Wasn't this the reason we have list_for_each_safe() ?
Dave
--
| Dave Jones. http://www.codemonkey.org.uk
| SuSE Labs
On Fri, 20 Sep 2002, Dave Jones wrote:
> > > - add list_for_each_noprefetch() to list.h, for all those list users who
> > > know that in the majority of cases the list is going to be short.
> > That name is really ugly, as the lack ofthe prefetch is an implementation
> > detail. What about list_for_each_short or __list_for_each?
>
> Wasn't this the reason we have list_for_each_safe() ?

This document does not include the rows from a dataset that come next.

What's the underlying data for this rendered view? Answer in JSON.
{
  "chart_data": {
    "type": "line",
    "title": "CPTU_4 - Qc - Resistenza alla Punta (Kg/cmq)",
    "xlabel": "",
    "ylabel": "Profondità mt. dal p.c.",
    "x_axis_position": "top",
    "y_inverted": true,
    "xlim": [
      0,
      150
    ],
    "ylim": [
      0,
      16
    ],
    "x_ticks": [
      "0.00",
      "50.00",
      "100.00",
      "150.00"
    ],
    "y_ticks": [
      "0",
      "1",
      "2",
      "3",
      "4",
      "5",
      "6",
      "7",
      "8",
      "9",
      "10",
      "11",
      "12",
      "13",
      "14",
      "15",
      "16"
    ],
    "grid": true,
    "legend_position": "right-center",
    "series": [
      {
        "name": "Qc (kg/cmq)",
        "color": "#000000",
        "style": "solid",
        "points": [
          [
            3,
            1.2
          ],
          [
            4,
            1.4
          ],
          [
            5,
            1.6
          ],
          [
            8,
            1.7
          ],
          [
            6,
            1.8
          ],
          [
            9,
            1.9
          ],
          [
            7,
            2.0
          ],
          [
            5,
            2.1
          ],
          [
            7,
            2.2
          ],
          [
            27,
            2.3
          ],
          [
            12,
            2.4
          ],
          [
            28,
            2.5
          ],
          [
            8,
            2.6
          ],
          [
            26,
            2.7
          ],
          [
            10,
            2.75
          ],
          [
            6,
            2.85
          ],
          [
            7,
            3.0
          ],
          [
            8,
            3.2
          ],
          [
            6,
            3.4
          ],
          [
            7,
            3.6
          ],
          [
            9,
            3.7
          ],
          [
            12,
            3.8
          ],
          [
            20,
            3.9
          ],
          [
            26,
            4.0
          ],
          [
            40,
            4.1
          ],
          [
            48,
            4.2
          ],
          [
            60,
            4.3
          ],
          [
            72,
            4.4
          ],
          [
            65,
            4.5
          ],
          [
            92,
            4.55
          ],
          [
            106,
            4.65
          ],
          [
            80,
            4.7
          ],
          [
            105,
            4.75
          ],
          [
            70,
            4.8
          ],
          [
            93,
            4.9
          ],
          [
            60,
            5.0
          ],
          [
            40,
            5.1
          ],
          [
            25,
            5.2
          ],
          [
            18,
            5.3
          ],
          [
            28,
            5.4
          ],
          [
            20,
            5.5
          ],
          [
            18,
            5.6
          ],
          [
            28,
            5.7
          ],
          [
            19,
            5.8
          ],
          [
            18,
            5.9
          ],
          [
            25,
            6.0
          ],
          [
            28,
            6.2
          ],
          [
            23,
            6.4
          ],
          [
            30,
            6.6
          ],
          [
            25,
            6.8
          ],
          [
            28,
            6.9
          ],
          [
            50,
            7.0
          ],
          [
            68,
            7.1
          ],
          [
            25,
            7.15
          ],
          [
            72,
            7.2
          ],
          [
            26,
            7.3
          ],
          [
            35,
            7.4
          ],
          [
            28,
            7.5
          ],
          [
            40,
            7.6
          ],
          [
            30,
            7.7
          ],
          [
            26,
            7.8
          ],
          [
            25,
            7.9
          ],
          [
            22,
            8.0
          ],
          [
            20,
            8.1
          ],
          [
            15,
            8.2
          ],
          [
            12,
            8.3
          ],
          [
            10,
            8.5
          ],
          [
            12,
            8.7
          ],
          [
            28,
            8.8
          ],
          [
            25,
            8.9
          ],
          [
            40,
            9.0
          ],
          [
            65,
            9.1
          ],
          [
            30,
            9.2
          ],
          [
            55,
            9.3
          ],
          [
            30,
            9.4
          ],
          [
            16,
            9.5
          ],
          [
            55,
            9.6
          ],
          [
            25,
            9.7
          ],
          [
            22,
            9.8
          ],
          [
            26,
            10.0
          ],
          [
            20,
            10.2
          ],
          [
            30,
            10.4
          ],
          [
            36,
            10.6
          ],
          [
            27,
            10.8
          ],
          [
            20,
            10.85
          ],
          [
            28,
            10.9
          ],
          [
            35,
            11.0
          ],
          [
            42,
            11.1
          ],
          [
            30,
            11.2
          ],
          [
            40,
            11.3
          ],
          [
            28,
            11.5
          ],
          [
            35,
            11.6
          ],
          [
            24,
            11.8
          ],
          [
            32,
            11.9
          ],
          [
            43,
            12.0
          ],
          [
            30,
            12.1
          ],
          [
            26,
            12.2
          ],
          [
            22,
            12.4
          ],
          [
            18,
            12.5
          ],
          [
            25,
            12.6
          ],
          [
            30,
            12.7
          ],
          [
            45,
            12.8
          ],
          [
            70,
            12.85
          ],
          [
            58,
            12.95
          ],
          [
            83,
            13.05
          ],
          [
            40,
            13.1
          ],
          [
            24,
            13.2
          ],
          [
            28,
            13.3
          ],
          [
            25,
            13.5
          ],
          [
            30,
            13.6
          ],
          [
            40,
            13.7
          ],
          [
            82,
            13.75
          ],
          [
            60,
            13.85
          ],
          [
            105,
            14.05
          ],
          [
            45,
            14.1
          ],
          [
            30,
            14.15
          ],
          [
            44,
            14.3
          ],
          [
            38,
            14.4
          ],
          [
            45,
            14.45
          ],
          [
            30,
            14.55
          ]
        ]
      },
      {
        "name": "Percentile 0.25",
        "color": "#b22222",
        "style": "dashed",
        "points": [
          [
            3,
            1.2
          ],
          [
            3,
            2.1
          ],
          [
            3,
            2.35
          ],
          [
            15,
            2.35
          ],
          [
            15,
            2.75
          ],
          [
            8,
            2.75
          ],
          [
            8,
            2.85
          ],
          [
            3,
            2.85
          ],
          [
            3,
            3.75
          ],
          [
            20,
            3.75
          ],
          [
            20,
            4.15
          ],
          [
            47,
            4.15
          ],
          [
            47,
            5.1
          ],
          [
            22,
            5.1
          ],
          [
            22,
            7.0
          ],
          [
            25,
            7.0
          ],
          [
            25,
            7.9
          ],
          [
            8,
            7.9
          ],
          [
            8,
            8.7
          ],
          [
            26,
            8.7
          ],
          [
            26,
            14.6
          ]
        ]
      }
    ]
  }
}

no, list_for_each_safe() is a loop that is entry-removal safe.
Ingo
Hello!
On Thu, Sep 19, 2002 at 04:54:46AM +0200, Ingo Molnar wrote:
> - unified kernel/pid.c and kernel/idtag.c into kernel/pid.c.
> + /*
> + * Free the page if someone raced with us
> + * installing it:
> + */
> + if (cmpxchg(&map->page, NULL, page))
> + free_page(page);
Note that this piece breaks compilation for every arch that does not
have cmpxchg implementation.
This is the case with x86 (with CONFIG_X86_CMPXCHG undefined, e.g. i386),
ARM, CRIS, m68k, MIPS, MIPS64, PARISC, s390, SH, sparc32, UML (for x86).
Bye,
Oleg
On Fri, 20 Sep 2002, Oleg Drokin wrote:
> > + if (cmpxchg(&map->page, NULL, page))
> > + free_page(page);
>
> Note that this piece breaks compilation for every arch that does not
> have cmpxchg implementation.
> This is the case with x86 (with CONFIG_X86_CMPXCHG undefined, e.g. i386),
> ARM, CRIS, m68k, MIPS, MIPS64, PARISC, s390, SH, sparc32, UML (for x86).
we need a cmpxchg() function in the generic library, using a spinlock.

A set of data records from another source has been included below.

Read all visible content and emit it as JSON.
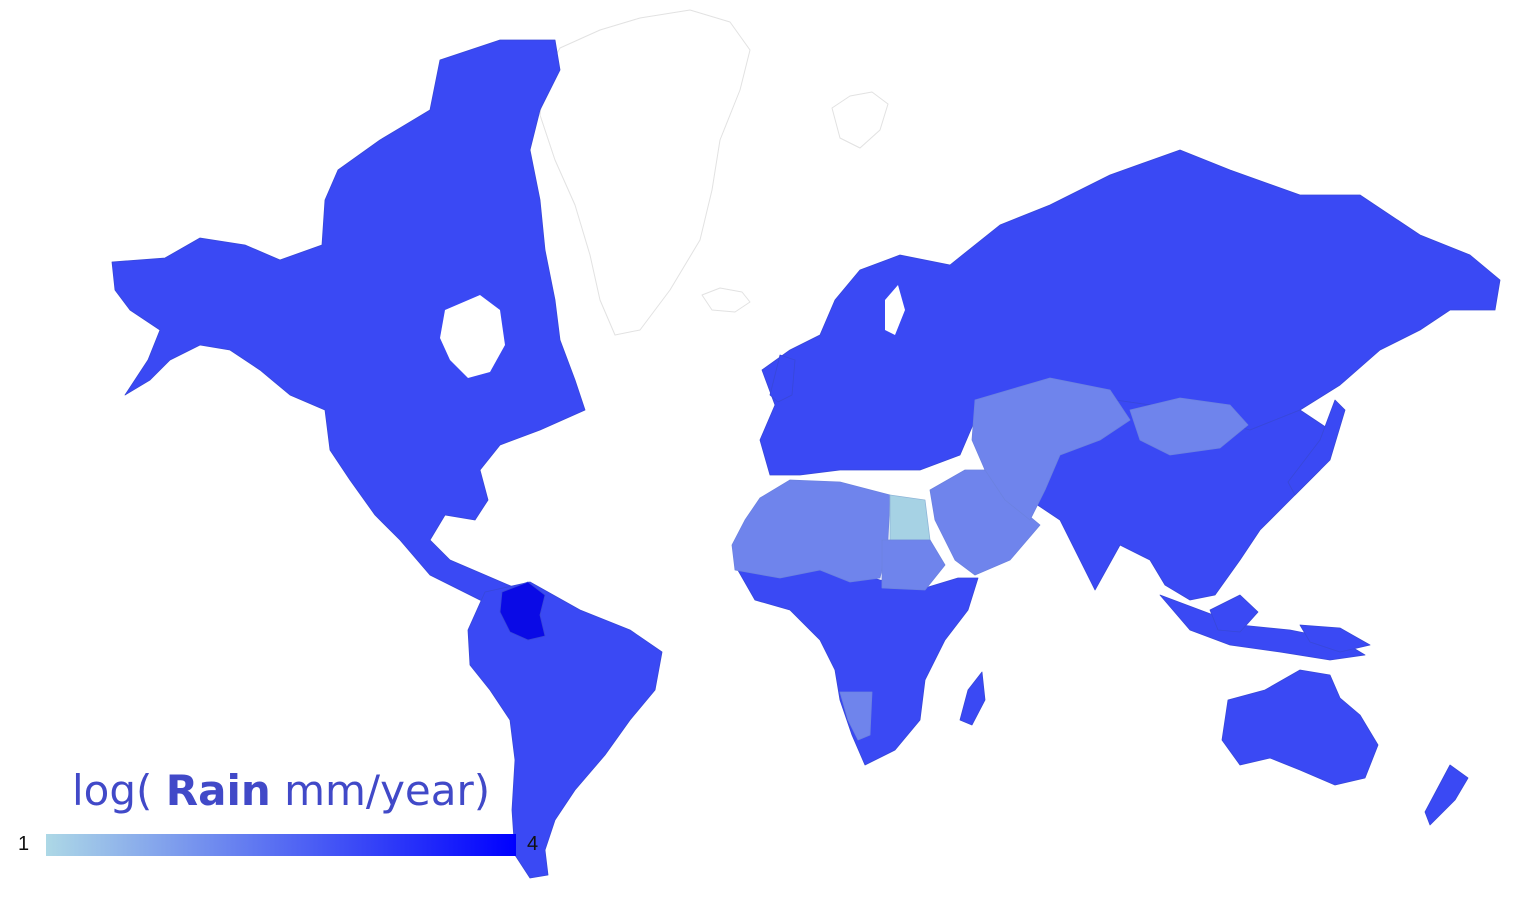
{
  "legend": {
    "title_prefix": "log( ",
    "title_bold": "Rain",
    "title_suffix": " mm/year)",
    "min_label": "1",
    "max_label": "4",
    "min_value": 1,
    "max_value": 4,
    "color_low": "#add8e6",
    "color_high": "#0000ff"
  },
  "colors": {
    "high_rain": "#3a49f4",
    "medium_rain": "#6f84ec",
    "low_rain": "#a6d2e4",
    "very_high_rain": "#0a0ae6",
    "no_data": "#ffffff",
    "no_data_stroke": "#e2e2e2"
  },
  "regions": [
    {
      "id": "north-america",
      "level": "high"
    },
    {
      "id": "south-america",
      "level": "high"
    },
    {
      "id": "colombia",
      "level": "very-high"
    },
    {
      "id": "europe-russia",
      "level": "high"
    },
    {
      "id": "north-africa",
      "level": "medium"
    },
    {
      "id": "egypt",
      "level": "low"
    },
    {
      "id": "sudan",
      "level": "medium"
    },
    {
      "id": "arabia",
      "level": "medium"
    },
    {
      "id": "central-asia",
      "level": "medium"
    },
    {
      "id": "mongolia",
      "level": "medium"
    },
    {
      "id": "namibia",
      "level": "medium"
    },
    {
      "id": "sub-saharan-africa",
      "level": "high"
    },
    {
      "id": "asia",
      "level": "high"
    },
    {
      "id": "australia",
      "level": "high"
    },
    {
      "id": "greenland",
      "level": "no-data"
    },
    {
      "id": "iceland",
      "level": "no-data"
    },
    {
      "id": "svalbard",
      "level": "no-data"
    }
  ]
}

Then every architecture can enhance the implementation if it wishes to.
Ingo
Hello!
On Fri, Sep 20, 2002 at 11:40:16AM +0200, Ingo Molnar wrote:
> > > + if (cmpxchg(&map->page, NULL, page))
> > > + free_page(page);
> > Note that this piece breaks compilation for every arch that does not
> > have cmpxchg implementation.
> > This is the case with x86 (with CONFIG_X86_CMPXCHG undefined, e.g. i386),
> > ARM, CRIS, m68k, MIPS, MIPS64, PARISC, s390, SH, sparc32, UML (for x86).

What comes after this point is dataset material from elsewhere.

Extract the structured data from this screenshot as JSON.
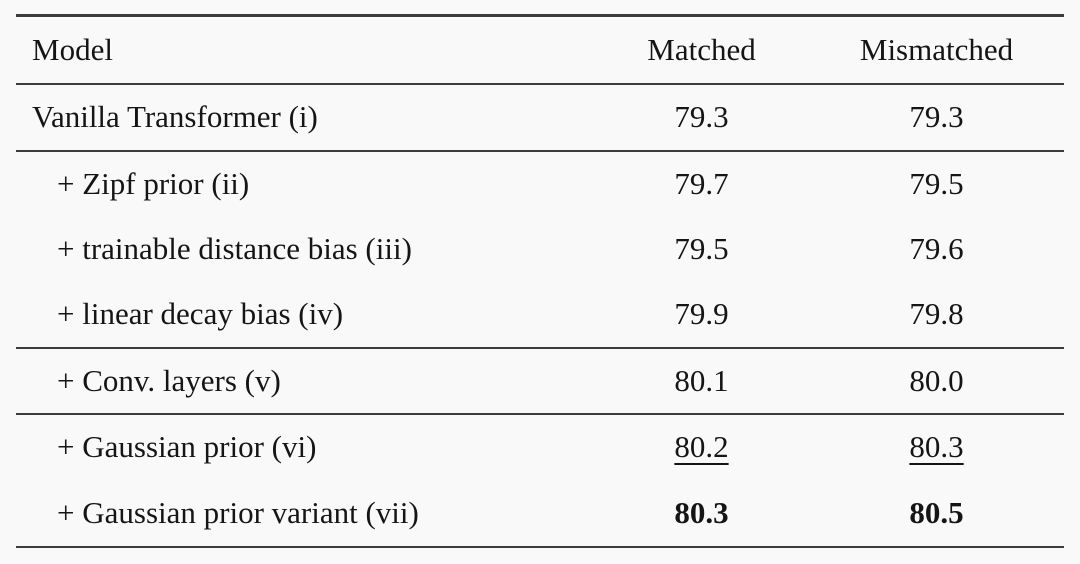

> we need a cmpxchg() function in the generic library, using a spinlock.
But this is not safe for arches that provides SMP but does not provide
cmpxchg in hadware, right?
I mean it is only safe to use such spinlock-based function if
all other places read and write this value via special functions that are
also taking this spinlock.
Do you think we can count on this?
Bye,
Oleg
On Fri, Sep 20, 2002 at 03:43:47PM +0400, Oleg Drokin wrote:
> On Fri, Sep 20, 2002 at 11:40:16AM +0200, Ingo Molnar wrote:
> > we need a cmpxchg() function in the generic library, using a spinlock.
>
> But this is not safe for arches that provides SMP but does not provide
> cmpxchg in hadware, right?
> I mean it is only safe to use such spinlock-based function if
> all other places read and write this value via special functions that are
> also taking this spinlock.
Correct.
> Do you think we can count on this?
I don't think so.
--
Russell King ([email protected]) The developer of ARM Linux
http://www.arm.linux.org.uk/personal/aboutme.html
On Fri, 20 Sep 2002, Oleg Drokin wrote:
> I mean it is only safe to use such spinlock-based function if all other
> places read and write this value via special functions that are also
> taking this spinlock.
yes - but this is true in this specific PID allocator case, we only access
it via cmpxchg().
Ingo
Ingo Molnar wrote:
>
> On Fri, 20 Sep 2002, Oleg Drokin wrote:
>
> > > + if (cmpxchg(&map->page, NULL, page))
> > > + free_page(page);
> >
> > Note that this piece breaks compilation for every arch that does not
> > have cmpxchg implementation.
> > This is the case with x86 (with CONFIG_X86_CMPXCHG undefined, e.g. i386),
> > ARM, CRIS, m68k, MIPS, MIPS64, PARISC, s390, SH, sparc32, UML (for x86).
>
> we need a cmpxchg() function in the generic library, using a spinlock.
> Then every architecture can enhance the implementation if it wishes to.
>
That would be good, but wouldn't we then need a special per-arch
"cmpxchngable" type, like atomic_t?
Seems that just doing compare-and-exchange on a bare page* might force
some architectures to use a global lock.